As he fell, he used one of his possessed humans to relay his final words: “I was happy floating, staring at the stars.”
It’s an absolute gut punch of a line that really summed up the whole theme of the movie. Every member of the Suicide Squad, dead and alive, were put into this situation because the U.S. made an obnoxiously poor decision, got involved where it shouldn’t and then tried to cover it up. They were made into pawns, just like Starro was made into a villain, simply because of national hubris.
A strong case could be made that Starro’s death was actually the best of the film but…
1. Colonel Rick Flag
Then there’s Colonel Rick Flag. Joel Kinnaman reprised his role from David Ayer’s “Suicide Squad” to perfection, if not better. Though Flag doesn’t have June (Cara Delevigne) this time around, he still has that humanity in him — and without it being tied to just one person, we really got to see him evolve as a character.

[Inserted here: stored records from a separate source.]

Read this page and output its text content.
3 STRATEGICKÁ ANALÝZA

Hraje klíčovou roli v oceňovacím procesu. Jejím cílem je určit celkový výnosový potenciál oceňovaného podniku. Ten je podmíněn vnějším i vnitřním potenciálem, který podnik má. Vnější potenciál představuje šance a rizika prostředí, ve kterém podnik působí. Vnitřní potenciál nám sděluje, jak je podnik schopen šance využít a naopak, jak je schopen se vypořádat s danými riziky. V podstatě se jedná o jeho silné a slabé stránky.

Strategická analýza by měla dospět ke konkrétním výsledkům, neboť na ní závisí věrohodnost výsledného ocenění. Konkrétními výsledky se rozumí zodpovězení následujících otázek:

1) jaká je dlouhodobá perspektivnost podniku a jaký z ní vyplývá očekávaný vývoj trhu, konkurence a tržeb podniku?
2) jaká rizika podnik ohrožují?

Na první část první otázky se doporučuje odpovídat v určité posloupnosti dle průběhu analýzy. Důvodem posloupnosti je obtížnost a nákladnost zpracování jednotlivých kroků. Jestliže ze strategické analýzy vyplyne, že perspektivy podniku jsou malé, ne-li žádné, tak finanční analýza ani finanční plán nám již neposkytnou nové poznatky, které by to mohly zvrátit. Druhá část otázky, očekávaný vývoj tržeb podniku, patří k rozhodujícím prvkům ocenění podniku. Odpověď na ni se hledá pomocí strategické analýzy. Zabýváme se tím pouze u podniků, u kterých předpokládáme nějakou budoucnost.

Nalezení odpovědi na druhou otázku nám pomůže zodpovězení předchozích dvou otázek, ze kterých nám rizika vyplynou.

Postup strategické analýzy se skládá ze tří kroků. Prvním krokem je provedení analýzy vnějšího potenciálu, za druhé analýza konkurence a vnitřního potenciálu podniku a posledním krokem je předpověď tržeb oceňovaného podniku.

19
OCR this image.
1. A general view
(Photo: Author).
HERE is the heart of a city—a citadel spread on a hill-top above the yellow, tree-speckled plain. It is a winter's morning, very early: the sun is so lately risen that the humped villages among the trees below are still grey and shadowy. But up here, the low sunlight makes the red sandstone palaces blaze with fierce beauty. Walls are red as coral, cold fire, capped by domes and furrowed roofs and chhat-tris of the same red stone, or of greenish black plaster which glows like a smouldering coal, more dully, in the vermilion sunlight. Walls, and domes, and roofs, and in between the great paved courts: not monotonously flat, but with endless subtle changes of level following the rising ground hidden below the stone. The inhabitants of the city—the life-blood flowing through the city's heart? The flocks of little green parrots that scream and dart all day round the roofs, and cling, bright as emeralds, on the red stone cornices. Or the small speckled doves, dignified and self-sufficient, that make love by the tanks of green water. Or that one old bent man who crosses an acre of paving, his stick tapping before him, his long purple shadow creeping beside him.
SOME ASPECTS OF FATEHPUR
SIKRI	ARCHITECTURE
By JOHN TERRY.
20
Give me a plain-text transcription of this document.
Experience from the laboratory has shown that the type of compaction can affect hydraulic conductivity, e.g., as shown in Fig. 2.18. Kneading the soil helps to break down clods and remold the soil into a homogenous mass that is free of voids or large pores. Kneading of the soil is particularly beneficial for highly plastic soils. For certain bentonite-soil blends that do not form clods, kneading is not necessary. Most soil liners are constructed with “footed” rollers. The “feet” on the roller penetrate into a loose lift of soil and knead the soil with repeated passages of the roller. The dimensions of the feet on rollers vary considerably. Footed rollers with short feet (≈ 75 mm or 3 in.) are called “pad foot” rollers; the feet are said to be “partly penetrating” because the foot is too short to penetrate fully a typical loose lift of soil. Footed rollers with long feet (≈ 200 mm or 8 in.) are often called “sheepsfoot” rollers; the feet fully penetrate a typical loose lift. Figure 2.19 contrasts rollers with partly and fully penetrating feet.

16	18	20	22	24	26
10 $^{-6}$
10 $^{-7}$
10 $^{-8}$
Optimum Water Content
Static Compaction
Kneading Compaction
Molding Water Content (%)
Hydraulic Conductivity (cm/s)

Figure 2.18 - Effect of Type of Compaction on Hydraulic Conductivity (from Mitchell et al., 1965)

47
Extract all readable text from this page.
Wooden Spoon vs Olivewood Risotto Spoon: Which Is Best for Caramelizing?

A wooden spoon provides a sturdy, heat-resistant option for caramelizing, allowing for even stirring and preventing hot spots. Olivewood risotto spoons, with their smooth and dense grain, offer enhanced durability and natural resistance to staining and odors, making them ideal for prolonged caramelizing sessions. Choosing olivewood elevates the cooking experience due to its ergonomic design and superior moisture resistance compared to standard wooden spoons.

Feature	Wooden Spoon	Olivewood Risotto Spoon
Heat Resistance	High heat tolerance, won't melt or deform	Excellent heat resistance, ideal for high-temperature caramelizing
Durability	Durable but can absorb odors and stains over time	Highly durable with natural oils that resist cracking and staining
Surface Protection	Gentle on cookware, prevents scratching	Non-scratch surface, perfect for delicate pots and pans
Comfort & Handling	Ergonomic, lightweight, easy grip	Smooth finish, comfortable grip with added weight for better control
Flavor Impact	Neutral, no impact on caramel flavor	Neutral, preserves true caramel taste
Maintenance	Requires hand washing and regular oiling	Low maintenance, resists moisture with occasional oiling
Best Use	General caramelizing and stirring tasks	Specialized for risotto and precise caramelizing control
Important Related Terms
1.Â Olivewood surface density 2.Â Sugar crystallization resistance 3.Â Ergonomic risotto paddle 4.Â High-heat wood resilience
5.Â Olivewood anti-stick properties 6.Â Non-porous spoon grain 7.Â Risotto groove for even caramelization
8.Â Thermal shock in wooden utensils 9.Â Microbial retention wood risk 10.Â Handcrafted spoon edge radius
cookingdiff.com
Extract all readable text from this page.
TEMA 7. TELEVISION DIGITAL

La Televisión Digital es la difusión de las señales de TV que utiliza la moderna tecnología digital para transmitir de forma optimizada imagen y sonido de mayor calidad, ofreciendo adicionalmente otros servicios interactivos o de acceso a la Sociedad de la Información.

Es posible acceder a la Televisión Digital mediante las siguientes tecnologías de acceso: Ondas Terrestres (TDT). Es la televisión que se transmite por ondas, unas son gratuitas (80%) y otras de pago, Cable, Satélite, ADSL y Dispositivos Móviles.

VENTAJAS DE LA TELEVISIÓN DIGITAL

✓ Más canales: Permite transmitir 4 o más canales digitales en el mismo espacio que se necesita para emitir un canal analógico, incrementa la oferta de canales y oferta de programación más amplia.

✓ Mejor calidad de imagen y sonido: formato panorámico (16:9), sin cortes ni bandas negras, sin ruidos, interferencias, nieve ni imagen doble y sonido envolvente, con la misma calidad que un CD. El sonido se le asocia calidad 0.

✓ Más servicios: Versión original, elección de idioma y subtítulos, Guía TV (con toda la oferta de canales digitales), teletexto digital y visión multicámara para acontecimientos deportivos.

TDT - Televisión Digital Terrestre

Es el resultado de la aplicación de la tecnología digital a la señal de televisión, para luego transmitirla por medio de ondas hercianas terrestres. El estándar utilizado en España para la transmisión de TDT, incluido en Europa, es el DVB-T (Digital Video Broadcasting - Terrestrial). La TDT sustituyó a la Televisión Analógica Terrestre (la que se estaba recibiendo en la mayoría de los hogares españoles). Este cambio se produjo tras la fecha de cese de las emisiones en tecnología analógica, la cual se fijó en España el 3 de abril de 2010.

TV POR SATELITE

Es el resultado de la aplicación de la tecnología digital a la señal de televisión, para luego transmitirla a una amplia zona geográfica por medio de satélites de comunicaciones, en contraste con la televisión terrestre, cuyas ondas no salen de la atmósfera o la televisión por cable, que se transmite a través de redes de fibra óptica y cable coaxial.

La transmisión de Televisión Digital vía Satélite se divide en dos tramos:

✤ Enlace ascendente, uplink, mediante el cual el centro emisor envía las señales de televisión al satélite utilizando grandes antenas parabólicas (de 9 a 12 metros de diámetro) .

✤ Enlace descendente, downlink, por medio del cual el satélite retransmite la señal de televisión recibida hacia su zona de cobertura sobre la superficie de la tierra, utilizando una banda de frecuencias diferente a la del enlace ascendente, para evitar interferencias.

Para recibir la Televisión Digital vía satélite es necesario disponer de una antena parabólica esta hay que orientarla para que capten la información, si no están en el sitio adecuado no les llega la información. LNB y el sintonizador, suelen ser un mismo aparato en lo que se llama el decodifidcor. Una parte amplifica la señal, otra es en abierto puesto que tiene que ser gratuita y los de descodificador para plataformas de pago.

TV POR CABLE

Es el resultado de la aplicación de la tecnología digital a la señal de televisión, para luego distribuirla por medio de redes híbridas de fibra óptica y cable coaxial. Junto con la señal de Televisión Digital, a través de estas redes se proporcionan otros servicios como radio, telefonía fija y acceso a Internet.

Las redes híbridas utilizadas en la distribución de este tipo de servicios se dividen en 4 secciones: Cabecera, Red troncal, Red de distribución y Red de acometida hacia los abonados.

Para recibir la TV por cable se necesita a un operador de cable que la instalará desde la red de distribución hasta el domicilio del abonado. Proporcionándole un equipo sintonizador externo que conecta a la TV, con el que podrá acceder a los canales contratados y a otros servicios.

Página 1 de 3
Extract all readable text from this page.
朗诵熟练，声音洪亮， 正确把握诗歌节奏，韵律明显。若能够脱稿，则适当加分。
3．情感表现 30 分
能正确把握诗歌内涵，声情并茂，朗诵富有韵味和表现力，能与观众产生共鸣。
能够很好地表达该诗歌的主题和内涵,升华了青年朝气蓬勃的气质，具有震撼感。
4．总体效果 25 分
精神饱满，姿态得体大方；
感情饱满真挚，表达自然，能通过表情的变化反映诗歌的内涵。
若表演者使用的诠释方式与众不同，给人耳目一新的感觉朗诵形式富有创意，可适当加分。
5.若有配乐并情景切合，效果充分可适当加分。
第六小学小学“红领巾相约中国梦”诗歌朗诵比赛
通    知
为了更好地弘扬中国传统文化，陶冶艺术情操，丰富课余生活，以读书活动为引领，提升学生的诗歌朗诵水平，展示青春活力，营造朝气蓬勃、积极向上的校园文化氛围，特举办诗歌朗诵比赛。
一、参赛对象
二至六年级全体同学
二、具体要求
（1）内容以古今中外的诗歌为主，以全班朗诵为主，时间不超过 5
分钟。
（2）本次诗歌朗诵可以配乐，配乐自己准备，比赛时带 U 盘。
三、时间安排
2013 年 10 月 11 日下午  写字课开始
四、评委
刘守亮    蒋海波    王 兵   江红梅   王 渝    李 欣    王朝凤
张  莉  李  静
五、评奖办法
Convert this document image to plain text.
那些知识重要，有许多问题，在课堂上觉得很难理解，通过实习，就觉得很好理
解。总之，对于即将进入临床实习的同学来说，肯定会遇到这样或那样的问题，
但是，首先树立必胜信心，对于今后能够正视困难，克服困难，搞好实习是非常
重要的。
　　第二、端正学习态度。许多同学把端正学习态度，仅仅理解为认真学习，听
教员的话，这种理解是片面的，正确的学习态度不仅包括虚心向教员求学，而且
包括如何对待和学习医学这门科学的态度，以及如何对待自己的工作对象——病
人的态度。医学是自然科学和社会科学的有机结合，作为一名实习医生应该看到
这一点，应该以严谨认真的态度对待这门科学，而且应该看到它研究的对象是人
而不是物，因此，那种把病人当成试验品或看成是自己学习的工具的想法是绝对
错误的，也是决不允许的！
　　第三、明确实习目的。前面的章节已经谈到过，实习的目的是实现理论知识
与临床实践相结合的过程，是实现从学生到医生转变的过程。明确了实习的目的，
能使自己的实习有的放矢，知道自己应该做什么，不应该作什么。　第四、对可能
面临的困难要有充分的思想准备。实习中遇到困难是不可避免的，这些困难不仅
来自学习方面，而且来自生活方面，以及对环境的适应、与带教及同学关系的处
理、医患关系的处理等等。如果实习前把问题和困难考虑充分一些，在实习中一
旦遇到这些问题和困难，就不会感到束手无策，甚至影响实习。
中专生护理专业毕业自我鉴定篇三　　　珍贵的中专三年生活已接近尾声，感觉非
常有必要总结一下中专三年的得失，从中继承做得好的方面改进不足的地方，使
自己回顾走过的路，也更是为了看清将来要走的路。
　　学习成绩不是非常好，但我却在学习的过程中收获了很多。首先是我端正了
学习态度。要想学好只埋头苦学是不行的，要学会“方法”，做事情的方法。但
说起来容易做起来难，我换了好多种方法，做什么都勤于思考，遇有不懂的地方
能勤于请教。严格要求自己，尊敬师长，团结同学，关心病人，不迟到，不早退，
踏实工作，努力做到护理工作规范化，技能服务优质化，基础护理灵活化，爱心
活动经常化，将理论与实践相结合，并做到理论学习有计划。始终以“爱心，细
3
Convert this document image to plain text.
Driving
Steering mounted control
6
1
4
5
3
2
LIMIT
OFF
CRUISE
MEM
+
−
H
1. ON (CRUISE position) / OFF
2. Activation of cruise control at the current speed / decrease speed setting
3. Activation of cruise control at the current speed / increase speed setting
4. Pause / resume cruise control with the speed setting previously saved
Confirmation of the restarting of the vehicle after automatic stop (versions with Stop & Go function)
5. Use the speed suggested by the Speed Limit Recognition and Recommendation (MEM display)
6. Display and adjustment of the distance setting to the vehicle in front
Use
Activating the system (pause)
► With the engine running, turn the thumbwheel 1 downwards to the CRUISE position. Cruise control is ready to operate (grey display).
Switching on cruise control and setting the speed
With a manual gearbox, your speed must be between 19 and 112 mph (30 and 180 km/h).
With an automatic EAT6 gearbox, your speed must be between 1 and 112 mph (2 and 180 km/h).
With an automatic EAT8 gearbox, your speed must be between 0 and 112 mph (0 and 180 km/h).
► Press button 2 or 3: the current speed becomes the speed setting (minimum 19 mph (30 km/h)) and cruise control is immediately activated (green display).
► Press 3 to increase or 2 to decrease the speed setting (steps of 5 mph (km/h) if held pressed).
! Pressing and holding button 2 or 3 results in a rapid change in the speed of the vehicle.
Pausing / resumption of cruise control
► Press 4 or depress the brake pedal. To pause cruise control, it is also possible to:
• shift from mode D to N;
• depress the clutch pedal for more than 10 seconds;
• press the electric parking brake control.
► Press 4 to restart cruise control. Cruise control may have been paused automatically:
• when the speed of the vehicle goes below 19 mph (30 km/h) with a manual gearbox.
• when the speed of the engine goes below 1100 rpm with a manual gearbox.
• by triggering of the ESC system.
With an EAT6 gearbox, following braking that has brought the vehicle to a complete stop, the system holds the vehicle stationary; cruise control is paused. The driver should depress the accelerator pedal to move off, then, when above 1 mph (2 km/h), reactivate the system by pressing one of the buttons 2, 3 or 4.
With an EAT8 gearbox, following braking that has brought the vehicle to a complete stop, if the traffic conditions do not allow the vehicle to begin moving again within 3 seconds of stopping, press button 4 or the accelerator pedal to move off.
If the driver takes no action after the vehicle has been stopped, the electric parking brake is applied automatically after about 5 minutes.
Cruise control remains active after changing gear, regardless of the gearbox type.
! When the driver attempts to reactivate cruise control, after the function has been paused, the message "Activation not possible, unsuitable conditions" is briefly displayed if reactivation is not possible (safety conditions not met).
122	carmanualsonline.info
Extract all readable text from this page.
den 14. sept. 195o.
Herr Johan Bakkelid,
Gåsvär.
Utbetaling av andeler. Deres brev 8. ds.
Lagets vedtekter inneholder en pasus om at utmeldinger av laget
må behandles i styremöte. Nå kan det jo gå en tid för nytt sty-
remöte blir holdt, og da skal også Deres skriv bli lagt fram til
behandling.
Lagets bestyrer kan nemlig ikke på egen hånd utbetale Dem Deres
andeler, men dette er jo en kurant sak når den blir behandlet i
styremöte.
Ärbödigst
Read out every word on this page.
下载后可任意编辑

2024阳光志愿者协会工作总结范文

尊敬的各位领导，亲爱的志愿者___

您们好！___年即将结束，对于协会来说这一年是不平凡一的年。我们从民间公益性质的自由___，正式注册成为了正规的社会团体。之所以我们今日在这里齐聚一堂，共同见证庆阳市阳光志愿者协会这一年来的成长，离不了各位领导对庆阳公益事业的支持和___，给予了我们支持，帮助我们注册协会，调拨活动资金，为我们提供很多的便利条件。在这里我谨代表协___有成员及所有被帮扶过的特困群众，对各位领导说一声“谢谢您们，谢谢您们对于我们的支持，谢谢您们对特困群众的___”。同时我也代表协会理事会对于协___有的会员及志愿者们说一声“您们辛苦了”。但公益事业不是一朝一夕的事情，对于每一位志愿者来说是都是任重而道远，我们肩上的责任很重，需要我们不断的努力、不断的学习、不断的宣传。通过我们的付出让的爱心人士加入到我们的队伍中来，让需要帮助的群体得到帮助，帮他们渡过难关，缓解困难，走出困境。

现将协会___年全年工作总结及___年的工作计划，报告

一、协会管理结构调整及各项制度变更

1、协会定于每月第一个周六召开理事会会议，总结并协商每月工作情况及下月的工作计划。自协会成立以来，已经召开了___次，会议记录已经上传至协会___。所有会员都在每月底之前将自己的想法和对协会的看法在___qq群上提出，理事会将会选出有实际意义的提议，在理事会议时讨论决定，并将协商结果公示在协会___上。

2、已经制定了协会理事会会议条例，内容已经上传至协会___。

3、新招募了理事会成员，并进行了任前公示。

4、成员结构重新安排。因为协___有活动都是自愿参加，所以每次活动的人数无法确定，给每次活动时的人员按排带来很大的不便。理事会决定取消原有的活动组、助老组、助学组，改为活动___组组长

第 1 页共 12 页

Here, he was much more open to joking and bantering with his team. He gave Bloodsport (Idris Elba) a hard time because they were old soldier buddies. He indulged Harley’s oddities, reminding The Thinker that though he wouldn’t actually be killed if he coughed without covering his mouth, as Harley suggested, that didn’t mean he had an open invitation to do so.
And because the mission wasn’t rooted in protecting his one true love, Flag was far more ready to deviate from his mandate in order to protect the greater good. He wanted the press to know exactly why Starro was on the loose, and how the alien even came to be. He fought with everything he had to serve his people, not just his country.
Unfortunately, Peacemaker (John Cena) operates on a far more twisted form of logic. He wants peace at all costs, and he doesn’t care who he has to kill to make that happen. And in his eyes, that meant stabbing Flag directly in the chest with a piece of broken tile.
Once again, it’s brutal, but it’s earned in every way. Flag is a character viewers have spent two movies with now; we know this guy. And really, this is the only way he could’ve gone out of this world.